Jefferies' forecasts point to a 22% EPS CAGR between FY26 and FY29. That kind of three-year projection carries modest statistical precision in businesses where copper fluctuates, residential demand can cool, and private capex acceleration can be delayed. Jefferies itself lists those factors as risks: a slowdown in residential demand, reduced dynamism in private capex, slower-than-expected traction in FMEG, and copper price volatility.
What distinguishes serious analysis from market enthusiasm is not the price target, but the robustness of the model under adverse scenarios. Polycab has three things that make the model hold up better than most: low indebtedness (virtually debt-free according to public data), controlled working capital — working capital days reduced from 47 to 30 over recent years — and an order backlog that provides 12 to 18 months of revenue visibility without the need for significant new sales activity.
Cables as the Cognitive Infrastructure of the Indian Market
There is a way of viewing this case that goes beyond Polycab as an individual company. India is building physical and infrastructural capacity at a speed that few emerging markets have sustained simultaneously across so many fronts: urban housing, electricity transmission, rural connectivity through BharatNet, data centres, metro mobility, and industrial manufacturing under PLI schemes. All of those projects share one common denominator: they need cables. Many of them, and of multiple types.

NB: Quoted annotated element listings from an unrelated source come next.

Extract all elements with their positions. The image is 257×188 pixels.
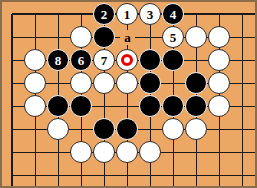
- grid-vline: [11, 14, 13, 186]
- stone-white: [185, 26, 207, 48]
- stone-black: 6: [70, 49, 92, 71]
- stone-white: [93, 141, 115, 163]
- stone-black: [70, 95, 92, 117]
- stone-black: [93, 118, 115, 140]
- stone-black: 4: [162, 3, 184, 25]
- stone-black: 8: [47, 49, 69, 71]
- stone-white: [185, 118, 207, 140]
- stone-white-marked: [116, 49, 138, 71]
- stone-white: 1: [116, 3, 138, 25]
- stone-black: [139, 72, 161, 94]
- grid-vline: [242, 14, 243, 186]
- stone-black: [116, 118, 138, 140]
- stone-white: [139, 141, 161, 163]
- stone-white: [208, 72, 230, 94]
- stone-white: [47, 118, 69, 140]
- stone-white: [70, 26, 92, 48]
- point-label-a: a: [120, 30, 135, 45]
- stone-black: [139, 49, 161, 71]
- stone-white: [162, 118, 184, 140]
- stone-black: [93, 26, 115, 48]
- stone-white: 7: [93, 49, 115, 71]
- stone-white: 5: [162, 26, 184, 48]
- go-diagram: 21345867a: [0, 0, 257, 188]
- stone-white: [70, 72, 92, 94]
- go-board: 21345867a: [0, 0, 257, 188]
- stone-white: [93, 72, 115, 94]
- stone-white: [24, 95, 46, 117]
- stone-black: [185, 95, 207, 117]
- stone-white: [116, 141, 138, 163]
- stone-white: 3: [139, 3, 161, 25]
- stone-white: [116, 72, 138, 94]
- stone-black: 2: [93, 3, 115, 25]
- red-circle-marker-icon: [121, 54, 133, 66]
- stone-white: [208, 26, 230, 48]
- stone-white: [24, 72, 46, 94]
- stone-white: [208, 49, 230, 71]
- stone-white: [208, 95, 230, 117]
- stone-black: [162, 95, 184, 117]
- stone-white: [70, 141, 92, 163]
- stone-black: [47, 95, 69, 117]
- stone-white: [24, 49, 46, 71]
- stone-black: [139, 95, 161, 117]
- stone-black: [162, 49, 184, 71]
- stone-black: [185, 72, 207, 94]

In that context, the cable manufacturer with the largest share of the organised market, the most extensive distribution network, the most solid balance sheet, and the installed capacity to scale toward extra-high voltage cables is not competing for a slice of the existing pie. It is positioned to grow alongside the infrastructure of the country itself. That is not a guarantee of return; it is structural context. And the difference between the two is precisely what aggressive multiples tend to erase.

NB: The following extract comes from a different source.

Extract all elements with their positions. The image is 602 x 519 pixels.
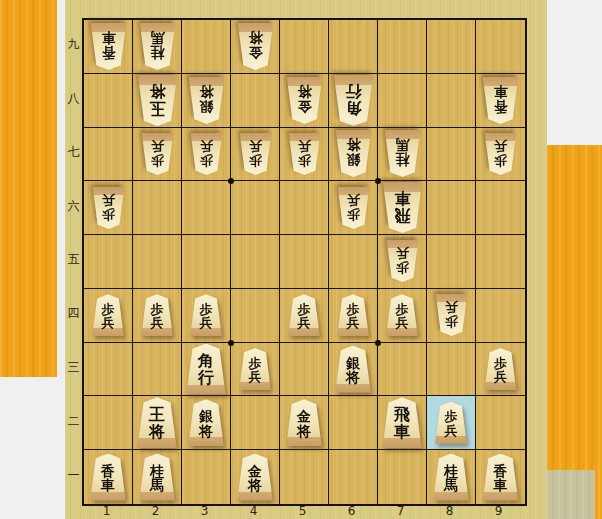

Jefferies is, in essence, arguing that ₹10,920 is the fair price for a company that executes in a structurally expanding market, with a competitive position that is difficult to replicate in the short term and revenue visibility above the sector average. The story of the next twelve months will reveal whether the projected 22% EPS CAGR was a conservative estimate, an accurate projection, or the point at which narrative certainty began to run faster than operational reality. For now, the data suggest that Polycab deserves the benefit of the doubt. That benefit, however, carries an entry price of nearly ₹10,000 per share, and at that level, execution cannot afford to take a holiday.